Nous sommes en 1864 et la guerre de Sécession fait rage. Le caporal McBurney, un nordiste déserteur grièvement blessé à une jambe trouve refuge dans un pensionnat de vertueuses jeunes filles en Virginie, tenu par la pieuse et puritaine Miss Martha Farnsworth. Loup dans la bergerie, à la fois prédateur, manipulateur, romantique, il devient bientôt l’objet des fantasmes des recluses corsetées physiquement et psychologiquement qui se lâchent et se mettent à jouer les séductrices perverses…
C’est du moins ce dont Sofia Coppola veut nous convaincre dans Les proies. Pourtant, en dépit d’une belle photographie, de jolis costumes (son péché mignon), cette nouvelle version se révèle d’un intérêt mineur. Le casting, pourtant prestigieux (Colin Farrell, Kirsten Dunst, Elle Fanning, Nicole Kidman), n’arrange pas vraiment les choses. Au contraire dira-t-on, surtout dans le choix du personnage masculin, Farrell étant hélas très loin d’avoir le charisme du sulfureux Eastwood, obscur objet de la concupiscence de ces femmes.
Trop lisse et trop sage Sofia Coppola ne nous laisse guère éprouver la tension extrême ambiante, l’irruption sauvage du désir, la peur du yankee, la jalousie, la frustration sexuelle, qui donnaient le côté équivoque, dérangeant, vénéneux de l’original. Un chef d’oeuvre du genre, tiré du roman éponyme de l’écrivain Thomas Cullinan que Don Siegel avait adapté en 1971, avec Clint Eastwood dans le rôle titre.
«Deux facettes d’une même intrigue»
Tout en respectant assez fidèlement sa trame, Sofia Coppola, qui au passage avoue aimer les petits budgets pour ne pas se voir imposer des choses, se défend d’avoir eu l’intention de réaliser un remake. Elle ne ressentait pas comme un défi de revisiter le film de Siegel. «Au contraire, j’ai voulu l’oublier. Pour moi, ce sont deux facettes d’une même intrigue », déclarait-elle lors de sa conférence de presse à Cannes, où son septième long-métrage prétendait à la Palme d’or
Quand on lui a proposé le sujet, elle a lu le livre, réfléchi à une autre manière de raconter cette histoire. «Je me suis plongée dans cette époque, j’ai cherché un lien avec la réalité d’alors tout en gardant ma liberté artistique. Et je me suis dit que j’allais faire quelque chose de différent, d’amusant et de juteux, en partant du point de vue des femmes.

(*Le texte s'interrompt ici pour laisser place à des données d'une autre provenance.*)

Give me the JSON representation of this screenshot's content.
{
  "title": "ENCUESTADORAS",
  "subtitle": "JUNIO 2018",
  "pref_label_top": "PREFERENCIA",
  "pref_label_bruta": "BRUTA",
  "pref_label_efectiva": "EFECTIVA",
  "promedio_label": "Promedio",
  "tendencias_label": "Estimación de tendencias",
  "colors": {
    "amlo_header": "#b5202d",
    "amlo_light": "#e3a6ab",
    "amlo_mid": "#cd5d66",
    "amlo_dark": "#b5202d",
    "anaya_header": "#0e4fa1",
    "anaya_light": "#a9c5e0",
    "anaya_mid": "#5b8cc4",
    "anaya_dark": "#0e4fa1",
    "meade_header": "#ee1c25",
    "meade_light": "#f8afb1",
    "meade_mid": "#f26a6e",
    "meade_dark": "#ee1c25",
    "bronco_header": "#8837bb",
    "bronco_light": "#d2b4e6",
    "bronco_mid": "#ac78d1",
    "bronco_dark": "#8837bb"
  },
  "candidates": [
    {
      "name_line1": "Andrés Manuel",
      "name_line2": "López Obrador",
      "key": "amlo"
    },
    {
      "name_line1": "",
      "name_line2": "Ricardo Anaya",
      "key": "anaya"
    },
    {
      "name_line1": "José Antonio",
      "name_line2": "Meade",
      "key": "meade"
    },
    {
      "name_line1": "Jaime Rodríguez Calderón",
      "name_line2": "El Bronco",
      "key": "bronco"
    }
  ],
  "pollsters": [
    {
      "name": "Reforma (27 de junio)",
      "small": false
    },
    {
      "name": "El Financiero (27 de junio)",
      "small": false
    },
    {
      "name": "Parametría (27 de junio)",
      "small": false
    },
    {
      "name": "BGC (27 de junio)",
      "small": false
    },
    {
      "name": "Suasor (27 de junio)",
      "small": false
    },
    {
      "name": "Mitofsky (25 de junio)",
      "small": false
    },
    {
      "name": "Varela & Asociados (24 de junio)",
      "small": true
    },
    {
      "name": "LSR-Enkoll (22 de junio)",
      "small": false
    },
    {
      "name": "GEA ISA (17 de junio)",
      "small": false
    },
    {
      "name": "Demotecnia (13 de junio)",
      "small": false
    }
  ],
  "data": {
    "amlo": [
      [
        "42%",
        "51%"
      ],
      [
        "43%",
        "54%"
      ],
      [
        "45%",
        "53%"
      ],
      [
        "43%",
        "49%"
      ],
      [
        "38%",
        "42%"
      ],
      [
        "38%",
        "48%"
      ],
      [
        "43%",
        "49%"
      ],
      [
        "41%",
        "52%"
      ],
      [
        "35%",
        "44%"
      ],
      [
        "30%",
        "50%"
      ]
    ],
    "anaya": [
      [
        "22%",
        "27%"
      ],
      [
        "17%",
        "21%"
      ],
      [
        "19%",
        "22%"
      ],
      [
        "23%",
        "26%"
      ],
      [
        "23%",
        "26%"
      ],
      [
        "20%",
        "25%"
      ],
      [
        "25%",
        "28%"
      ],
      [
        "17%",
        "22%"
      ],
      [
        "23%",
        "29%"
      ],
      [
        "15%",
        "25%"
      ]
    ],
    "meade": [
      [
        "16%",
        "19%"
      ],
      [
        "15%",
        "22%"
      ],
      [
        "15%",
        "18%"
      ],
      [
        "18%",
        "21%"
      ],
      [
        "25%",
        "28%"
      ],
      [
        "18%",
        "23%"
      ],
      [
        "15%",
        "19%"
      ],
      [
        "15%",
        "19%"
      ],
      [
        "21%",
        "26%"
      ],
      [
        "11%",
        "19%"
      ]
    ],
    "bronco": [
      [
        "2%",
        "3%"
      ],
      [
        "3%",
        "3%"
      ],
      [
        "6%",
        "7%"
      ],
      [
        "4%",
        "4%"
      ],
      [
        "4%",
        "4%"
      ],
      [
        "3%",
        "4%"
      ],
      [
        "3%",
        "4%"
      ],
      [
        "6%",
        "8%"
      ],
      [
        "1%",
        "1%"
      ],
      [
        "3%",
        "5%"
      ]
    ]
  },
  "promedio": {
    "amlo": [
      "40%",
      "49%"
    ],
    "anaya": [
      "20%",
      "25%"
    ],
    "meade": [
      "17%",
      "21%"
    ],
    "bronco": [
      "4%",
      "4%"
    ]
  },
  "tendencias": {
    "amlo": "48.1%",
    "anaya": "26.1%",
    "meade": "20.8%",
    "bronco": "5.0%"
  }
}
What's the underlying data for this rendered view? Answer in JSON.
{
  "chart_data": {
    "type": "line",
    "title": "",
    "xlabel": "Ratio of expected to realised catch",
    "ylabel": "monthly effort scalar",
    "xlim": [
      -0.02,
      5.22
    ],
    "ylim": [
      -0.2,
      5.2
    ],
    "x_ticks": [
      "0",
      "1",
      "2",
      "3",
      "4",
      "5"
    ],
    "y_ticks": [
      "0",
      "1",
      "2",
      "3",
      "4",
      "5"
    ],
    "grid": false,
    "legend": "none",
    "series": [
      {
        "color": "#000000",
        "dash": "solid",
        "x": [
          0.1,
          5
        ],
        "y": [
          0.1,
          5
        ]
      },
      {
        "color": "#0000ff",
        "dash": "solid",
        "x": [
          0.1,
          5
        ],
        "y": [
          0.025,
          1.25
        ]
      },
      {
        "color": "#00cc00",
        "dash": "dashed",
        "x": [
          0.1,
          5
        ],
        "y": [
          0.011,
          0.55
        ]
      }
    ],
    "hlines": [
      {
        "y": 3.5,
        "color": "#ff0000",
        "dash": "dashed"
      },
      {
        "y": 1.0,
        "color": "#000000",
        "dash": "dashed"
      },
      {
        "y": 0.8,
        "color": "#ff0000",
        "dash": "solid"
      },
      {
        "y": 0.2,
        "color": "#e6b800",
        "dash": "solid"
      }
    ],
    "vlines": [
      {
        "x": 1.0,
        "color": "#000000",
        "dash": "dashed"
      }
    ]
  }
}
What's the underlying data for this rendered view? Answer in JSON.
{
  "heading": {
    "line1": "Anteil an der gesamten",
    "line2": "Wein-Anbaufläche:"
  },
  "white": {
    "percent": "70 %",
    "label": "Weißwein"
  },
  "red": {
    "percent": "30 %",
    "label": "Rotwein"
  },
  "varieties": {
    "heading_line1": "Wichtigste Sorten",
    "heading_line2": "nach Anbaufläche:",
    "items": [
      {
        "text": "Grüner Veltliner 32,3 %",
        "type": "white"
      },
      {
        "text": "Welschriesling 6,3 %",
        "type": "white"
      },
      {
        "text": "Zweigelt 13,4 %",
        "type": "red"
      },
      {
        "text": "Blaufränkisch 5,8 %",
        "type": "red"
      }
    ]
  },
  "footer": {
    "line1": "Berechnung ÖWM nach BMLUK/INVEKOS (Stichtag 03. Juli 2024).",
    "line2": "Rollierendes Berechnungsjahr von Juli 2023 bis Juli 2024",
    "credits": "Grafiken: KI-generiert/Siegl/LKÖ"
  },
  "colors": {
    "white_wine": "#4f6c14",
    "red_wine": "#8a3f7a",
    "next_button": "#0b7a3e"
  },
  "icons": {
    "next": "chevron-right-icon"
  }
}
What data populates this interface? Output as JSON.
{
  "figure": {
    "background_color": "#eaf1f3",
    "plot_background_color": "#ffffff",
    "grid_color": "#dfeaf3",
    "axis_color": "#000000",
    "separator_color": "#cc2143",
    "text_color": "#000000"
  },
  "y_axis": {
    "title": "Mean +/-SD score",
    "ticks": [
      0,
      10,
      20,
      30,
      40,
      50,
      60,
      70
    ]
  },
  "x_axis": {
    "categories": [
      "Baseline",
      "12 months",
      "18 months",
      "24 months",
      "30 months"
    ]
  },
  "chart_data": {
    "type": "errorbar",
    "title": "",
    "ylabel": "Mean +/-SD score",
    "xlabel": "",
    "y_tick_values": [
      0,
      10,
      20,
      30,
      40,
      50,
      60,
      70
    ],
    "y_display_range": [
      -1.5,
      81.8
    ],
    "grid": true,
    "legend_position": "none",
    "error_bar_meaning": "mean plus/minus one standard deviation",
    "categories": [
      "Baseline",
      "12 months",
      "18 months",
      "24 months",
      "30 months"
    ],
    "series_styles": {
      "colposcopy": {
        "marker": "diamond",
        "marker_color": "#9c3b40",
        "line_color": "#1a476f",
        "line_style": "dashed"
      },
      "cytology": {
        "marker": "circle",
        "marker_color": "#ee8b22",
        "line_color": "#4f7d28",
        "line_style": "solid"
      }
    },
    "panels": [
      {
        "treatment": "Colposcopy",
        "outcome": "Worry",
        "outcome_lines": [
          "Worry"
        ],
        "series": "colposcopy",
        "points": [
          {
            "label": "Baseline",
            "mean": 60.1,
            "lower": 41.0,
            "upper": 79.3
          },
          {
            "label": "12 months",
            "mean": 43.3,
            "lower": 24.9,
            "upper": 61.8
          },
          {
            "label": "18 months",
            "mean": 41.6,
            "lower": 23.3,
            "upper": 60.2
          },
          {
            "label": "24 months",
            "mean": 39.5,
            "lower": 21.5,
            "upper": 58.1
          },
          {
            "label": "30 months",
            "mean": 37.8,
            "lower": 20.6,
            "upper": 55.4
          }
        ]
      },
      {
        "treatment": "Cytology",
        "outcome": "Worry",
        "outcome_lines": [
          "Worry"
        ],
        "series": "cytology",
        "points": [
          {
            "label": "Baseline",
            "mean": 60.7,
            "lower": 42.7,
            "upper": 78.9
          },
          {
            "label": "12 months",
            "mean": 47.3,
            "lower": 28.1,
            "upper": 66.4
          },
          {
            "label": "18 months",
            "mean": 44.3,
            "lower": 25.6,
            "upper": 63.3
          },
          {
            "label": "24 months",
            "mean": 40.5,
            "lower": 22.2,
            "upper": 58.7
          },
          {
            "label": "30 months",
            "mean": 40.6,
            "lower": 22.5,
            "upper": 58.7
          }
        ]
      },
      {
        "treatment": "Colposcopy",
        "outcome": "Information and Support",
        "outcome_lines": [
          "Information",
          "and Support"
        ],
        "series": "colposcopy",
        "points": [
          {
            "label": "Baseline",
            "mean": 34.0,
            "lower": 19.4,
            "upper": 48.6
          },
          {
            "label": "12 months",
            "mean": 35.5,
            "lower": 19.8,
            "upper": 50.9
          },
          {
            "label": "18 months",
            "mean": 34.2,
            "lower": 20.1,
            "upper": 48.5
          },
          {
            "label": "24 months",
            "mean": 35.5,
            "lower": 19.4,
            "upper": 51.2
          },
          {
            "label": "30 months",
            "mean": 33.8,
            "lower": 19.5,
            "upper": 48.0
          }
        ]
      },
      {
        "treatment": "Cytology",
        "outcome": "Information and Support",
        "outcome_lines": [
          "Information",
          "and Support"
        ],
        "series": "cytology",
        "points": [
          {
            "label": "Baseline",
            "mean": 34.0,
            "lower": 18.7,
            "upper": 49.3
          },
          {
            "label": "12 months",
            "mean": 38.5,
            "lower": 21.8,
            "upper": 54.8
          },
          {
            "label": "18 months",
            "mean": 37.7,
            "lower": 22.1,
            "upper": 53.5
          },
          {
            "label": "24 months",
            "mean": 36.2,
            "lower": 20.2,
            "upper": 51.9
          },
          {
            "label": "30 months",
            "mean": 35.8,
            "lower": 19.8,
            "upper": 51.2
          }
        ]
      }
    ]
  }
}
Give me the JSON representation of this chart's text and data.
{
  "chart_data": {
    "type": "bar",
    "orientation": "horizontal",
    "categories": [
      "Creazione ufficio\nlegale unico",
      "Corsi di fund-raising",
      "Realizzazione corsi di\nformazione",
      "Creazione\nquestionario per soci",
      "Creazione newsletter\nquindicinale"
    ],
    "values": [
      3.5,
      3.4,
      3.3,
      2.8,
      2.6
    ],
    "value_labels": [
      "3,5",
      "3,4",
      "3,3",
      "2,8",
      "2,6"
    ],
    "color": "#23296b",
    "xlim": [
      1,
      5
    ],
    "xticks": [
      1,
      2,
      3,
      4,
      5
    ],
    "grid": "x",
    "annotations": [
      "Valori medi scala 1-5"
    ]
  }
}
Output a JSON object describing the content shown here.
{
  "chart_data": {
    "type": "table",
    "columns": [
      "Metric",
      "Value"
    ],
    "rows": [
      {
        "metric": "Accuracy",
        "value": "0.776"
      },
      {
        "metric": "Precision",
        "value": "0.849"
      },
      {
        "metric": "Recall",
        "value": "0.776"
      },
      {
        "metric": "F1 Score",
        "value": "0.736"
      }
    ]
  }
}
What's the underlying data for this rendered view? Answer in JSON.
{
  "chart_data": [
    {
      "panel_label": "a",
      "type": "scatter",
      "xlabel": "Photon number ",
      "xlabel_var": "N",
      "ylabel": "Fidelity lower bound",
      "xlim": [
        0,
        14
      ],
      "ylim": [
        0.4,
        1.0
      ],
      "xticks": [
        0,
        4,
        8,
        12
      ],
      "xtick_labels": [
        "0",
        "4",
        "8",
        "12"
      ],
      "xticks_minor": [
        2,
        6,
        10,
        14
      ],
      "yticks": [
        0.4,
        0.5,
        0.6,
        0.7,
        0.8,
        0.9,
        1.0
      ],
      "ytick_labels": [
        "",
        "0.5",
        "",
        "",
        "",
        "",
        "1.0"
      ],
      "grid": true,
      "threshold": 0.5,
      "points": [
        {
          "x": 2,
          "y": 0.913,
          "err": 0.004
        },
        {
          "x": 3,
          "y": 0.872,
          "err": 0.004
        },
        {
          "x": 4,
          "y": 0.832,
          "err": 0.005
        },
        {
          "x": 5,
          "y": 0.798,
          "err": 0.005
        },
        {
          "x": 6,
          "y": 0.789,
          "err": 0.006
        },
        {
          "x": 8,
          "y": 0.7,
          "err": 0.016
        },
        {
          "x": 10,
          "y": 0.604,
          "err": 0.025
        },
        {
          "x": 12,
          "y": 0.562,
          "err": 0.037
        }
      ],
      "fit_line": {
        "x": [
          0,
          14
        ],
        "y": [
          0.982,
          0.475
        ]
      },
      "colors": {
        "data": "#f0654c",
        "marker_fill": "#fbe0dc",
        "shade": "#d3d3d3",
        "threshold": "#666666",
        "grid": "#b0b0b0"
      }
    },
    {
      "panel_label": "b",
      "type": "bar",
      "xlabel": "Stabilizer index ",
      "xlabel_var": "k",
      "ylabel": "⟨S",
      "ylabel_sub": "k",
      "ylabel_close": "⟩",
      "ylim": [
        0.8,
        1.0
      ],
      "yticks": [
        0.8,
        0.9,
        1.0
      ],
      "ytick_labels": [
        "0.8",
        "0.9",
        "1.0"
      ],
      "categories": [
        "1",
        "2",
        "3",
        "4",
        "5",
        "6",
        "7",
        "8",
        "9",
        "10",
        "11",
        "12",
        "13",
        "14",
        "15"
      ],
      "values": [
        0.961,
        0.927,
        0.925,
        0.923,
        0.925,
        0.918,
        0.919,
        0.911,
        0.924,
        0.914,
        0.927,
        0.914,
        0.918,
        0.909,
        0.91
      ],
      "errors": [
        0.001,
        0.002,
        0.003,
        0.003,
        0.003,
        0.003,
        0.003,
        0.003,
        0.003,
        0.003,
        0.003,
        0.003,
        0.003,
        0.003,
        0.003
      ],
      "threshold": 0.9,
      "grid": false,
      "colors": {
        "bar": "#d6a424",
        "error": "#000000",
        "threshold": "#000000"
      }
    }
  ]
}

«C’est intéressant d’en avoir sept représentantes d’âges différents », ajoute-t-elle. J’ai tenté de montrer leurs rapports, leur façon de se comporter de se parler. Pendant la guerre, elles sont enfermées, isolées, coupées du monde et ont développé un instinct de survie. Quand le caporal débarque, il gâche tout. Elles donnent alors libre cours à leur agressivité et entament une lutte de pouvoir avec cet homme ».
A l’affiche dans les salles de Suisse romande dès mercredi 23 août.